Rolf Krause*, Mirjam Walloth

*Corresponding author for this work

Research output: Contribution to journalArticlepeer-review

17 Scopus citations

Abstract

We present a new dissipative and contact-stabilized time discretization scheme for dynamic frictional contact problems, which is based on Rothe's method. Especially for the case of Coulomb friction the stability of the contact stresses is of crucial importance as they directly influence the frictional behavior. In our approach, we obtain an accurate description of the frictional stresses by a time-discretized friction law allowing for an implicit treatment of the contact forces in the framework of the Newmark scheme. Moreover, undesirable oscillations at the contact interface are removed by employing an additional L2-projection within the predictor step. Since the implicit treatment of the material behavior and the frictional response requires a (quasi-)variational inequality to be solved in each time step, we derive a non-smooth multiscale method, which allows for the efficient and robust solution of these highly non-linear problems.
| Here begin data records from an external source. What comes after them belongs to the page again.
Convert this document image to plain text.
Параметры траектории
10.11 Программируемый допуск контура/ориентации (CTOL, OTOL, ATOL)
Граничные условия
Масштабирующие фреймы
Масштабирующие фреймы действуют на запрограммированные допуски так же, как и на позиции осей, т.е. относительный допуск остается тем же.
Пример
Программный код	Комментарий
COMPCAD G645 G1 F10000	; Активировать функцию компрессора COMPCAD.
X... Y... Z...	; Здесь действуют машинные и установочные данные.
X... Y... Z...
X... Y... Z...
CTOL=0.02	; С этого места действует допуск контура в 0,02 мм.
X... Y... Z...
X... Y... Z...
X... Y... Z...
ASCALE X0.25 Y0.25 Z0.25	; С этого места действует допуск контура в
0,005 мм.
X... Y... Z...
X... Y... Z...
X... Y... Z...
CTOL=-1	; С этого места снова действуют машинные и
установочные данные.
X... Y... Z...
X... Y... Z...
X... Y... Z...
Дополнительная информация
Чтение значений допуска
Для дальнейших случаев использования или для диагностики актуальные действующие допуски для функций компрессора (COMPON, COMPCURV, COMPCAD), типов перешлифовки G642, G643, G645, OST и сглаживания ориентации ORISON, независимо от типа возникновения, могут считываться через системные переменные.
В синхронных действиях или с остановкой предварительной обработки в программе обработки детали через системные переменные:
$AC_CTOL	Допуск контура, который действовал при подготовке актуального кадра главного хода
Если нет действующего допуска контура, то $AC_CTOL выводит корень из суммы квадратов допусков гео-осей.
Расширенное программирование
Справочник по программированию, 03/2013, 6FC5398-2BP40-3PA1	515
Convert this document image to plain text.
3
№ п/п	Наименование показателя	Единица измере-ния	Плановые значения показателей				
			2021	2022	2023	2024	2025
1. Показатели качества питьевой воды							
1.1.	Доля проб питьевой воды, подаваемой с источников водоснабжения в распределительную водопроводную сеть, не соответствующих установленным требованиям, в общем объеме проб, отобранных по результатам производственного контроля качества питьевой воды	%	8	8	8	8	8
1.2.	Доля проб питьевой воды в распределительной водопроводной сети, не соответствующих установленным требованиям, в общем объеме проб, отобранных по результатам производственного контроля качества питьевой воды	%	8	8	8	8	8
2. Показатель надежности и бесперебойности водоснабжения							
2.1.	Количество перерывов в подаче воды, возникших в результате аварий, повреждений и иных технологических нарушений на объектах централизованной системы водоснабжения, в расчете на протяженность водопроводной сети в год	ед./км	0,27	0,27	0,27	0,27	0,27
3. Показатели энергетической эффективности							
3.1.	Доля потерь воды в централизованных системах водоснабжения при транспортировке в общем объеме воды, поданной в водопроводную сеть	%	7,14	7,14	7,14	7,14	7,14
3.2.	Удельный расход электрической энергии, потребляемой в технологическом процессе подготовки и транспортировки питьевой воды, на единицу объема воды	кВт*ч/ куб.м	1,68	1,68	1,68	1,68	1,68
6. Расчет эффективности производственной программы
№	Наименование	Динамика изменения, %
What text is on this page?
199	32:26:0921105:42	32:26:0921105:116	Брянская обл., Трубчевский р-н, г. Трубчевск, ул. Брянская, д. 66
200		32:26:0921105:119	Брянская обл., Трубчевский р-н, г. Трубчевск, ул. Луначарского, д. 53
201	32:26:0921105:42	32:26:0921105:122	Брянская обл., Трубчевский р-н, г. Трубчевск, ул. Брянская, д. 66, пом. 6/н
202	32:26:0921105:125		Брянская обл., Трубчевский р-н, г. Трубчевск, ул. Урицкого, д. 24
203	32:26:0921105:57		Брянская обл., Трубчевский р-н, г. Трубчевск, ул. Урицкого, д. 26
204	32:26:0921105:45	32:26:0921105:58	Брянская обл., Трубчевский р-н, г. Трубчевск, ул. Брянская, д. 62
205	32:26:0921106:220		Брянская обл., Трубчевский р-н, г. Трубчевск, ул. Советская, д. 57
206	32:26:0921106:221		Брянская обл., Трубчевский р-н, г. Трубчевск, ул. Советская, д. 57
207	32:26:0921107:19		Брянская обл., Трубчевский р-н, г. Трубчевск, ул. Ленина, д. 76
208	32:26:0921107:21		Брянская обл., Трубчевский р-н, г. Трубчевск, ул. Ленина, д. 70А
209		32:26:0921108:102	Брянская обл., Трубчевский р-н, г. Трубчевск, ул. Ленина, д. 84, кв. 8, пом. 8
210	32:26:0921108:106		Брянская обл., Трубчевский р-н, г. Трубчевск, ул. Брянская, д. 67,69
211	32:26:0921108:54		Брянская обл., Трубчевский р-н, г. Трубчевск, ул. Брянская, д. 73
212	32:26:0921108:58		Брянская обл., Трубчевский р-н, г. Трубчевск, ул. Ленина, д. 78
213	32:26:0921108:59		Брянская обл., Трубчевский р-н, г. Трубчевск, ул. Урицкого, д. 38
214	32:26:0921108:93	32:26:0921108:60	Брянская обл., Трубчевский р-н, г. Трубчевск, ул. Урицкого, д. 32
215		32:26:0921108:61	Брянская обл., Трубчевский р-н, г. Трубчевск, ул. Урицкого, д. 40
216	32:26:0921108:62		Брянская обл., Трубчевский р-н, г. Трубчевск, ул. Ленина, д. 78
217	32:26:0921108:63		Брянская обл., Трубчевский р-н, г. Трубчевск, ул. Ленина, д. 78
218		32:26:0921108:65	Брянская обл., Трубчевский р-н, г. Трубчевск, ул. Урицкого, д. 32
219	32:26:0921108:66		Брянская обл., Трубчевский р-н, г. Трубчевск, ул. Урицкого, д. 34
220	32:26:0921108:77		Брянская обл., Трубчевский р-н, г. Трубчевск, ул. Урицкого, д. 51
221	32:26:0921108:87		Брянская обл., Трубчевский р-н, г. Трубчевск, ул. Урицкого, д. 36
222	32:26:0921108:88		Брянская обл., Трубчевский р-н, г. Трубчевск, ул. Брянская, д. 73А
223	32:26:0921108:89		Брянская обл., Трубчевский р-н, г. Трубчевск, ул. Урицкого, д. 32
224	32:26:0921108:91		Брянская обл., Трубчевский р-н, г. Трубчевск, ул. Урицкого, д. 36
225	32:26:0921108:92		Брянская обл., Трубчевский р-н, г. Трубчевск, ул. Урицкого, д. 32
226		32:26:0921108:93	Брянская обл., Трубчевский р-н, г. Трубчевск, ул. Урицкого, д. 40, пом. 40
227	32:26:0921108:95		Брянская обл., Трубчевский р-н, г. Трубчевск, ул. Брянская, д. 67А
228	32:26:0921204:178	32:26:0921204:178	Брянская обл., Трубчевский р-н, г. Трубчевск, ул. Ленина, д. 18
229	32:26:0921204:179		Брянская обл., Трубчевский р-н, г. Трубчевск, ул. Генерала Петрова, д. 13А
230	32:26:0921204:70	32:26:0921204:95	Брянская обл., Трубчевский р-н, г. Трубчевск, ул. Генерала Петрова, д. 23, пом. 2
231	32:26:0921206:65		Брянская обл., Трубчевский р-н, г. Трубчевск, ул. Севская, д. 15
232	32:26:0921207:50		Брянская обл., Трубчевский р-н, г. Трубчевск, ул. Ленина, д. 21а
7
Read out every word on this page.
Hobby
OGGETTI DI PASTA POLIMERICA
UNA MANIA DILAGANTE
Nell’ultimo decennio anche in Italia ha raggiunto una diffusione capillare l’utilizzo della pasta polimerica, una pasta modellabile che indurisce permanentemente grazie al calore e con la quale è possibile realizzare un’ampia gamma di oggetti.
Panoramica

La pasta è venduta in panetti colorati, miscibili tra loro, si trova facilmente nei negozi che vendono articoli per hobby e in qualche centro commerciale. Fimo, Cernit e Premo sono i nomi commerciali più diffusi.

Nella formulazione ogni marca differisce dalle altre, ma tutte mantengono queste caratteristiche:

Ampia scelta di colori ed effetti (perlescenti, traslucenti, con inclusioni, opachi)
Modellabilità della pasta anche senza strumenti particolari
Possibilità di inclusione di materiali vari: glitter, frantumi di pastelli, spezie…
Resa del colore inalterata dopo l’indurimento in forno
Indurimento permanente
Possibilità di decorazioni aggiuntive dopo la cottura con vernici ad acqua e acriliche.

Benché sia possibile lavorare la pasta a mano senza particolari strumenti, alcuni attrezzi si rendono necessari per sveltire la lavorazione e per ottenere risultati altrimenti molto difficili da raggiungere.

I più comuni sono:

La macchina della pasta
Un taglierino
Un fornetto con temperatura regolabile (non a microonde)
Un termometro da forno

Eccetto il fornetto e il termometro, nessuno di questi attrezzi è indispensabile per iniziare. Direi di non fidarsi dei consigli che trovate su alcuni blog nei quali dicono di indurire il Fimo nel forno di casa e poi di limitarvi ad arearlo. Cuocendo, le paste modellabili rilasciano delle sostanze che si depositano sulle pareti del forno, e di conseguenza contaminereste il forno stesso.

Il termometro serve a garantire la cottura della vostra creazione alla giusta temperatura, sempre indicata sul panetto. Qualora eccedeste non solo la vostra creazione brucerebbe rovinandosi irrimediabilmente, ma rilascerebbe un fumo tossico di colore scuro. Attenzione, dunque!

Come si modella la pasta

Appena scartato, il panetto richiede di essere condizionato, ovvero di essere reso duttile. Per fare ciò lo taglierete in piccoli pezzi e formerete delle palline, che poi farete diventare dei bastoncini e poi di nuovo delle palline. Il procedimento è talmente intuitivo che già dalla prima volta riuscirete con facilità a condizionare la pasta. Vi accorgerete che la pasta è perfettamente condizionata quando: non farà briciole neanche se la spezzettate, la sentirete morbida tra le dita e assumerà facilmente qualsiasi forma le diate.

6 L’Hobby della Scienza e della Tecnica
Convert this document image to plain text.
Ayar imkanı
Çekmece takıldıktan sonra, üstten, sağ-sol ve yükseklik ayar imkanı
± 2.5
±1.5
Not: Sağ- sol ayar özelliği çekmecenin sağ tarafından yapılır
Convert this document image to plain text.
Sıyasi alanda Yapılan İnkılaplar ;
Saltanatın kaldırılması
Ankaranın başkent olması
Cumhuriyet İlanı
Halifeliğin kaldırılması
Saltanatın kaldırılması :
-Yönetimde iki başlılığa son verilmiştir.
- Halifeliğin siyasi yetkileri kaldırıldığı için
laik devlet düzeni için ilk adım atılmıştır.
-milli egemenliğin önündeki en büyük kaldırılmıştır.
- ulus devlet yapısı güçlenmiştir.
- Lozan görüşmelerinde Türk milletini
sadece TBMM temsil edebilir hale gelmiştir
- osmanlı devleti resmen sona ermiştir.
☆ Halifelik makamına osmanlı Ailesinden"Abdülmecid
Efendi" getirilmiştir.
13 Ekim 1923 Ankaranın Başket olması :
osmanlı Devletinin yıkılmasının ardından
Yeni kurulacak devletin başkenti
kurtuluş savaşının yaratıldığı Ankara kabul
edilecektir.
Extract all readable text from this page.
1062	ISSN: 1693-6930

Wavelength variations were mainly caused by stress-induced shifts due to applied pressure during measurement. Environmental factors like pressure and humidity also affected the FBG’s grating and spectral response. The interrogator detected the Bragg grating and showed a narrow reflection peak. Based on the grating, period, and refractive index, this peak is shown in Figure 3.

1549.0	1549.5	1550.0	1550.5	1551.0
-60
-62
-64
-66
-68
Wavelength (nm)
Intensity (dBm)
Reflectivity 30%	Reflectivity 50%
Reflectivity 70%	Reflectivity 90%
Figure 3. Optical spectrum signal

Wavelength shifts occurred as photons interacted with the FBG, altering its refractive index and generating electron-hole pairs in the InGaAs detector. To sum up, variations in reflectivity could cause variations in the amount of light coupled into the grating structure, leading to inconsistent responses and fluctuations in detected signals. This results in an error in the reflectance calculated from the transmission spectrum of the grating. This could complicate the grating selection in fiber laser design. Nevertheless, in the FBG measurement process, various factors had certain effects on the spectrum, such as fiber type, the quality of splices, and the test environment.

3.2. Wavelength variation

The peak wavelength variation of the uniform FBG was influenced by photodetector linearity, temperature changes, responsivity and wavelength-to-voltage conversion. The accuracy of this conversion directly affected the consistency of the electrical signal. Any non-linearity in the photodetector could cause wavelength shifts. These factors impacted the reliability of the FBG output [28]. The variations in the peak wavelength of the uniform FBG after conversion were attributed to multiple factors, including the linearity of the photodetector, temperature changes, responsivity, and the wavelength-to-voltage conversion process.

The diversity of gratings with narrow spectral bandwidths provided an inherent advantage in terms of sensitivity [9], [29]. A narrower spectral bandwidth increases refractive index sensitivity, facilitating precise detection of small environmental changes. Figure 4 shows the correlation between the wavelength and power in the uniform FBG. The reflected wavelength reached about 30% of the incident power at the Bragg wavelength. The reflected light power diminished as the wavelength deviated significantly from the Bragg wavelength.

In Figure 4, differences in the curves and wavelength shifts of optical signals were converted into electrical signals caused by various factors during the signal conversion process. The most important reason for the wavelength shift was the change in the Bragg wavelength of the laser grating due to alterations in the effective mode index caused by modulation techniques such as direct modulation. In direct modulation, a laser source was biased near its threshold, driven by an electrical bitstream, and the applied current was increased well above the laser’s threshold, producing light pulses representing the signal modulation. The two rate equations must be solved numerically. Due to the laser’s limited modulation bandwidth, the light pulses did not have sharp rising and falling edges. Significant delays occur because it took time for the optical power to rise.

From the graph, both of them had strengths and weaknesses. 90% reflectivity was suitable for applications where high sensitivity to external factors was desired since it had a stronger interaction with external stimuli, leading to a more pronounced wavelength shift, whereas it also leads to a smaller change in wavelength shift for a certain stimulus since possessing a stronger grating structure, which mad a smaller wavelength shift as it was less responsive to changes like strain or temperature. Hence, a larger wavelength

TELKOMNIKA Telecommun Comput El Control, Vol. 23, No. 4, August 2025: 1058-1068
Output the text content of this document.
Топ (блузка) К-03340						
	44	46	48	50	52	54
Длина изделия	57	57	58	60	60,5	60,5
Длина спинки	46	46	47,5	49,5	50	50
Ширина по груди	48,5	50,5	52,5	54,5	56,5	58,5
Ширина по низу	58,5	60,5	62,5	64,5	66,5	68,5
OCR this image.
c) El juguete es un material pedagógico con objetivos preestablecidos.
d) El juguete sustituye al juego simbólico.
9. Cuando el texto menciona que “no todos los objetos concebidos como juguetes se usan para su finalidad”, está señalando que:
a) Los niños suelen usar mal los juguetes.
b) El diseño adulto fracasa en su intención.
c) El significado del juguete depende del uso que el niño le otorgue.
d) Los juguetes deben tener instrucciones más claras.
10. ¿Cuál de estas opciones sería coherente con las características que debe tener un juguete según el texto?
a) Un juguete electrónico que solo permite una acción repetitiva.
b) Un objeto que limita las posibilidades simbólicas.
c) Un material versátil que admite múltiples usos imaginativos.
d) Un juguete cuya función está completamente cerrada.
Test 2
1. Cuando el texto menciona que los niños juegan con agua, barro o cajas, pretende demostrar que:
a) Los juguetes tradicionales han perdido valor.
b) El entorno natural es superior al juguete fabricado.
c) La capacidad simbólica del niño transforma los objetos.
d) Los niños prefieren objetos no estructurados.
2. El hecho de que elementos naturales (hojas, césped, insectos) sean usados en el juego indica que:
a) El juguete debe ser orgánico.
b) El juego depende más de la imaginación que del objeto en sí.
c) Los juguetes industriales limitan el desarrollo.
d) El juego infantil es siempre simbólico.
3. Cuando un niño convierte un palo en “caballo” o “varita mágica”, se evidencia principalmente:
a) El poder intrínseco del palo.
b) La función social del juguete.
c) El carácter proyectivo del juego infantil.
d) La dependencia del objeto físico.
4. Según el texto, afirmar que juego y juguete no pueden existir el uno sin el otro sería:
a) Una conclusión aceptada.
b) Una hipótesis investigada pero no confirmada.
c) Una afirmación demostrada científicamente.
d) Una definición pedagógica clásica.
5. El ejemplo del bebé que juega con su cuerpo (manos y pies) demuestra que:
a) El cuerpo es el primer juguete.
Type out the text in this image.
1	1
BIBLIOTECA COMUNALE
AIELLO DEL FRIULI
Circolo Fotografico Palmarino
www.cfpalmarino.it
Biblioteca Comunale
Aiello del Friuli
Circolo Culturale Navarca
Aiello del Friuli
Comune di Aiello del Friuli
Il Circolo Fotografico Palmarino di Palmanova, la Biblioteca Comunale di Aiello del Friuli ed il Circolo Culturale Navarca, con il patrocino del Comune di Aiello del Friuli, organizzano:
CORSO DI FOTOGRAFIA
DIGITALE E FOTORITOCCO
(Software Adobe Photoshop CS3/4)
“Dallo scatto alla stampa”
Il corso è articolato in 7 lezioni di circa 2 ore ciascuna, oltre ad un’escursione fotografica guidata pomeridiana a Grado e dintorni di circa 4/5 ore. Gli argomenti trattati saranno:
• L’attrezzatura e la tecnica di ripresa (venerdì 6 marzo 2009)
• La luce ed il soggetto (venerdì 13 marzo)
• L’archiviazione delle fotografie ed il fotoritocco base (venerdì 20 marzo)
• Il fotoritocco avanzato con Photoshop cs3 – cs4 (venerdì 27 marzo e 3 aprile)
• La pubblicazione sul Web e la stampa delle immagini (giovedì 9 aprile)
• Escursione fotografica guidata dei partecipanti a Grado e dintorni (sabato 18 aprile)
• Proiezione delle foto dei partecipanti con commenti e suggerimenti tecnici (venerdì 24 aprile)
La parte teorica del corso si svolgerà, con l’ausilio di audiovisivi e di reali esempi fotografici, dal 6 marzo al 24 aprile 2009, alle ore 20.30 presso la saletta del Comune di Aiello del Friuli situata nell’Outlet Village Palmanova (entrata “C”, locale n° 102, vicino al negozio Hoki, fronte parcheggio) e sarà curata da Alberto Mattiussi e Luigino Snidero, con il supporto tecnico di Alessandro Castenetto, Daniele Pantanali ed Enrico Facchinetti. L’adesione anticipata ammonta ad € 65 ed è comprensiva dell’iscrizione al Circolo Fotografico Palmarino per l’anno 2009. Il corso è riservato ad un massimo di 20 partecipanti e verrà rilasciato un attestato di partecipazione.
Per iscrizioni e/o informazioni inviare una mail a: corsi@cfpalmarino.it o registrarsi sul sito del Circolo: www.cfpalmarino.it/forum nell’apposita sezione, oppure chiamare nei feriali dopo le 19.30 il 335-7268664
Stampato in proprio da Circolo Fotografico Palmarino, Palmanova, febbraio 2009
The convergence of this multiscale method is proven for the case of Tresca friction. For the case of Coulomb friction, an inexact fixed point iteration in the normal stresses is used. We furthermore, consider the case of two-body contact. Here, the information transfer at the contact interface is realized by means of mortar methods, which provide a stable discretization of the relative displacements and the stresses at the contact boundary. Numerical results for the resulting fully discrete scheme in 3D are presented, showing the high accuracy of the proposed method.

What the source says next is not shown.